PBB: Bulan ini akan Jadi Bulan Terburuk bagi Warga Sipil yang Terjebak di Idlib

Ilustrasi Evakuasi seorang anak yang tewas akibat serangan gas kimia di Idlib/ reuters

JENEWA – Utusan Khusus PBB untuk Suriah Najat RochdiĀ  mengatakan kondisi di Suriah terus memburuk dan kebutuhan kemanusiaan bagi jutaan warga sipil tetap akut di negara yang dilanda perang itu.

Dia mengatakan kondisi di negara yang dilanda perang selama lebih dari delapan tahun ini mengkhawatirkan, dan mengimbau masyarakat internasional agar melindungi dan mendukung jutaan warga sipil yang rentan dan tidak memiliki kebutuhan mendasar untuk bertahan hidup.

Menurutnya,Ā  sekitar 11,7 juta orang membutuhkan bantuan kemanusiaan dan lima juta lainnya sangat memerlukan bantuan.

Ia menambahkan bahwa bulan ini menjadi bulan terburuk bagi warga sipil yang terjebak dalam pertempuran yang meningkat antara Pemerintah dan pasukan pemberontak di Idlib di Suriah barat laut.

Juru bicara Rochdi, Jenifer Fenton, mengatakan sekurangnya 350 warga sipil dilaporkan tewas dan 330.000 lebih kehilangan tempat tinggal.

Sementara sekitar tiga juta orang khususnya menghadapi risiko, terperangkap di zona pertempuran dan nasib mereka ada di tangan pihak yang bertikai, karena tidak ada tempat untuk melarikan diri.

Dilansir VOA, Fenton mengatakan situasi masih belum aman bagi sekitar 70.000 orang yang tinggal di kamp Al Hol yang penuh sesak di Suriah timur laut.
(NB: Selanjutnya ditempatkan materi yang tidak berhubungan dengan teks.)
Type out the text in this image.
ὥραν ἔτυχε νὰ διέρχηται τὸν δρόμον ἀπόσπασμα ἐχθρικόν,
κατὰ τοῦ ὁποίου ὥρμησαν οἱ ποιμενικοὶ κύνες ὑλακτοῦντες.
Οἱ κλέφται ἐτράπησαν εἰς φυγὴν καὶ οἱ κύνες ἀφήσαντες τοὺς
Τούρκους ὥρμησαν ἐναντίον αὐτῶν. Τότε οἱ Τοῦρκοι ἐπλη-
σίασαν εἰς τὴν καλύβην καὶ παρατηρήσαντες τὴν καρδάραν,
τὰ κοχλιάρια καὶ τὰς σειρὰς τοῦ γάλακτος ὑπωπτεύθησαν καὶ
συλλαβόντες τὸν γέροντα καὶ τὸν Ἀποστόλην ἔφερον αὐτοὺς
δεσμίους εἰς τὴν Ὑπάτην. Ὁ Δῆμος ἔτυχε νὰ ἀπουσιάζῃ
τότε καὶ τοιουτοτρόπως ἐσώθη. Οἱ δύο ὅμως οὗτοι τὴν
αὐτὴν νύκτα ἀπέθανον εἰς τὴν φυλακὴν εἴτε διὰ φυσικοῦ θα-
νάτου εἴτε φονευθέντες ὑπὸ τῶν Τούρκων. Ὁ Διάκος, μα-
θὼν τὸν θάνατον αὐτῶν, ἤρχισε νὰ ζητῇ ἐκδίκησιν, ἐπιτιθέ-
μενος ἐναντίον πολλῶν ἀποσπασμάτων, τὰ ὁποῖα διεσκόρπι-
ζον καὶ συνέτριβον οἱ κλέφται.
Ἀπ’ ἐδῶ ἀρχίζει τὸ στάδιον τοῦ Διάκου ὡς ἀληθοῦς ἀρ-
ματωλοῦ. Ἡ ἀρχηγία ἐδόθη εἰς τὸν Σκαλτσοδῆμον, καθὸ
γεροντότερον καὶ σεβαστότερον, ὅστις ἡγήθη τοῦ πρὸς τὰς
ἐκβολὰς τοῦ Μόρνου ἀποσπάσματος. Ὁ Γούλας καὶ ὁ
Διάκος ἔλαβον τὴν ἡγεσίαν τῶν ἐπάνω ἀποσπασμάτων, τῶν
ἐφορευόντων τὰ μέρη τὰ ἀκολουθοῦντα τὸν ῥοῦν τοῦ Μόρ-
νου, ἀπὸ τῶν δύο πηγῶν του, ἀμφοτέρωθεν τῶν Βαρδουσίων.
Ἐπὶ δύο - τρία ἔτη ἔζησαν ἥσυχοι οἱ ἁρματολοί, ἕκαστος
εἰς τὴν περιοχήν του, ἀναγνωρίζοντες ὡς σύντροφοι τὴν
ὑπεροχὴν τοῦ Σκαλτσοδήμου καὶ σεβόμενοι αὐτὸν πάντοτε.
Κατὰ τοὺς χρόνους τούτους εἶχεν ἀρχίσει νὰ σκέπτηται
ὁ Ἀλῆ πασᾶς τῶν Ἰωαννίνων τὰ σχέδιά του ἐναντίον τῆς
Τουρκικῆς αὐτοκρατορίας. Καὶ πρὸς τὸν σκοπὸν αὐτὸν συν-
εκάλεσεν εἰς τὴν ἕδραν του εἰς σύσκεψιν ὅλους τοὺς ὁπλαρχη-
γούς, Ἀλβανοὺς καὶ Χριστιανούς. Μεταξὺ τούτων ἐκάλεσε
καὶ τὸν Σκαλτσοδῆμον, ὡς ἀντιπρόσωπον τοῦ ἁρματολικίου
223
Orang-orang ini melarikan diri ke Al Hol setelah pemerintah Suriah mengambil alih Deir-Ez-Zour, kubu terakhir kelompok radikal ISIS.

Mayoritas populasi kamp itu mencakup perempuan dan anak-anak Suriah dan Irak. Populasi ini termasuk 11.000 lebih anggota keluarga dari anggota asing ISIS dari puluhan negara.